Bricsys Invents the Quad Cursor
Last fall, I reported on the new in-drawing interface Bricsys added to the 3D direct modeling component of Bricscad V12. They call it the "quad cursor," because it displays five buttons. Well, before competitors of Bricsys start guffawing, it starts with a one central button; when you move the cursor over it, four more buttons appear.
The center button is the last-used command, while the diamond ring of four present three of the most likely other commands for the selected part, plus the More button that drops down a shortcut menu of other options. The colors of the quad cursor indicate the type of element being edited. Here, green means a face is being edited.
Graebert Dassault Systemes Adds Mouse Gestures to DraftSight
Meanwhile, over in the land of free, a recent update to Dassault Systemes's DraftSight adds mouse gestures. These are four or eight movements that activate a command. Four is good when you don't want to be overwhelmed, eight is the max.
To use this one, you press the mouse's right button, and then move the mouse in one of the four (or eight) directions: up, down, left, etc. This starts the command that is associated with the movement, such as Line or Offset.

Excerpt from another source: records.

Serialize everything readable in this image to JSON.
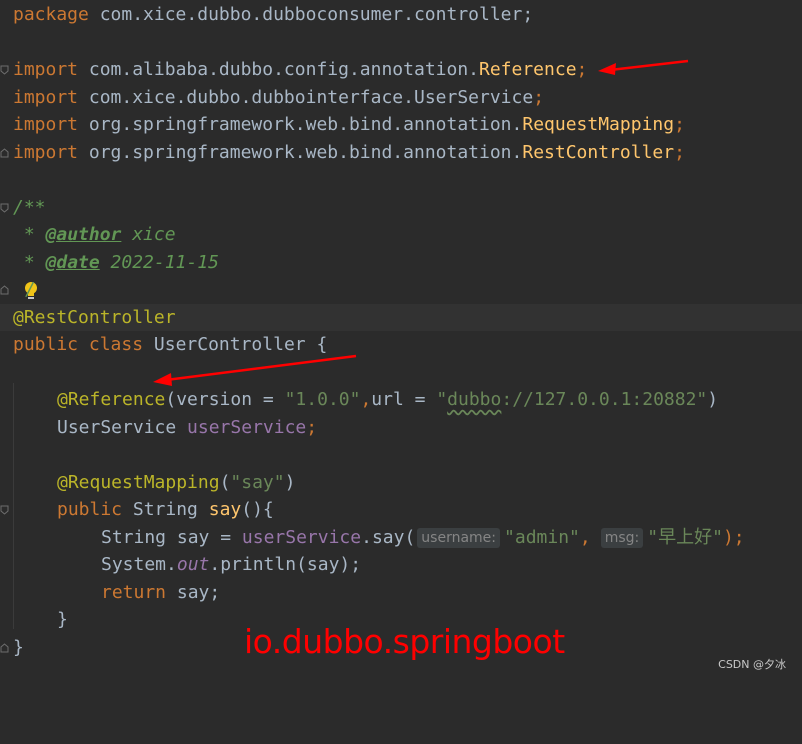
{
  "code": {
    "line1": {
      "kw": "package",
      "rest": " com.xice.dubbo.dubboconsumer.controller;"
    },
    "line3": {
      "kw": "import",
      "path": " com.alibaba.dubbo.config.annotation.",
      "cls": "Reference",
      "end": ";"
    },
    "line4": {
      "kw": "import",
      "path": " com.xice.dubbo.dubbointerface.UserService",
      "end": ";"
    },
    "line5": {
      "kw": "import",
      "path": " org.springframework.web.bind.annotation.",
      "cls": "RequestMapping",
      "end": ";"
    },
    "line6": {
      "kw": "import",
      "path": " org.springframework.web.bind.annotation.",
      "cls": "RestController",
      "end": ";"
    },
    "line8": {
      "text": "/**"
    },
    "line9": {
      "star": " * ",
      "tag": "@author",
      "val": " xice"
    },
    "line10": {
      "star": " * ",
      "tag": "@date",
      "val": " 2022-11-15"
    },
    "line11": {
      "text": "/"
    },
    "line12": {
      "ann": "@RestController"
    },
    "line13": {
      "kw1": "public",
      "kw2": " class",
      "name": " UserController {"
    },
    "line15": {
      "ann": "@Reference",
      "p1": "(version = ",
      "s1": "\"1.0.0\"",
      "comma": ",",
      "p2": "url = ",
      "s2a": "\"",
      "s2b": "dubbo",
      "s2c": "://127.0.0.1:20882\"",
      "p3": ")"
    },
    "line16": {
      "type": "UserService ",
      "field": "userService",
      "end": ";"
    },
    "line18": {
      "ann": "@RequestMapping",
      "p1": "(",
      "s": "\"say\"",
      "p2": ")"
    },
    "line19": {
      "kw": "public",
      "rest": " String ",
      "method": "say",
      "end": "(){"
    },
    "line20": {
      "a": "String say = ",
      "field": "userService",
      "b": ".say(",
      "hint1": "username:",
      "s1": "\"admin\"",
      "comma": ",",
      "hint2": "msg:",
      "s2": "\"早上好\"",
      "end": ");"
    },
    "line21": {
      "a": "System.",
      "out": "out",
      "b": ".println(say);"
    },
    "line22": {
      "kw": "return",
      "rest": " say;"
    },
    "line23": {
      "text": "}"
    },
    "line24": {
      "text": "}"
    }
  },
  "overlay_title": "io.dubbo.springboot",
  "watermark": "CSDN @夕冰",
  "colors": {
    "background": "#2b2b2b",
    "keyword": "#cc7832",
    "annotation": "#bbb529",
    "string": "#6a8759",
    "field": "#9876aa",
    "arrow": "#ff0000"
  }
}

When you do a longer drag, a wheel segment appears on the screen briefly, visually reminding you of the command you activated. Naturally, you can also look at the command bar.
When you do a very short drag, then the full wheel appears with all four or eight icons representing the commands.
You can change the command associated with each movement through the Tools | Mouse Gestures option. (Graebert has a license to use this IP in its ARES software, upon which DraftSight is based.)
When it comes to innovation in CAD UI's, you don't drop $4,000 or $6,000.
*) "Monster" is defined here as $1 billion or more in annual revenues.
[Disclosure: I write ebooks about both CAD packages at www.upfrontezine.com/ebooks.]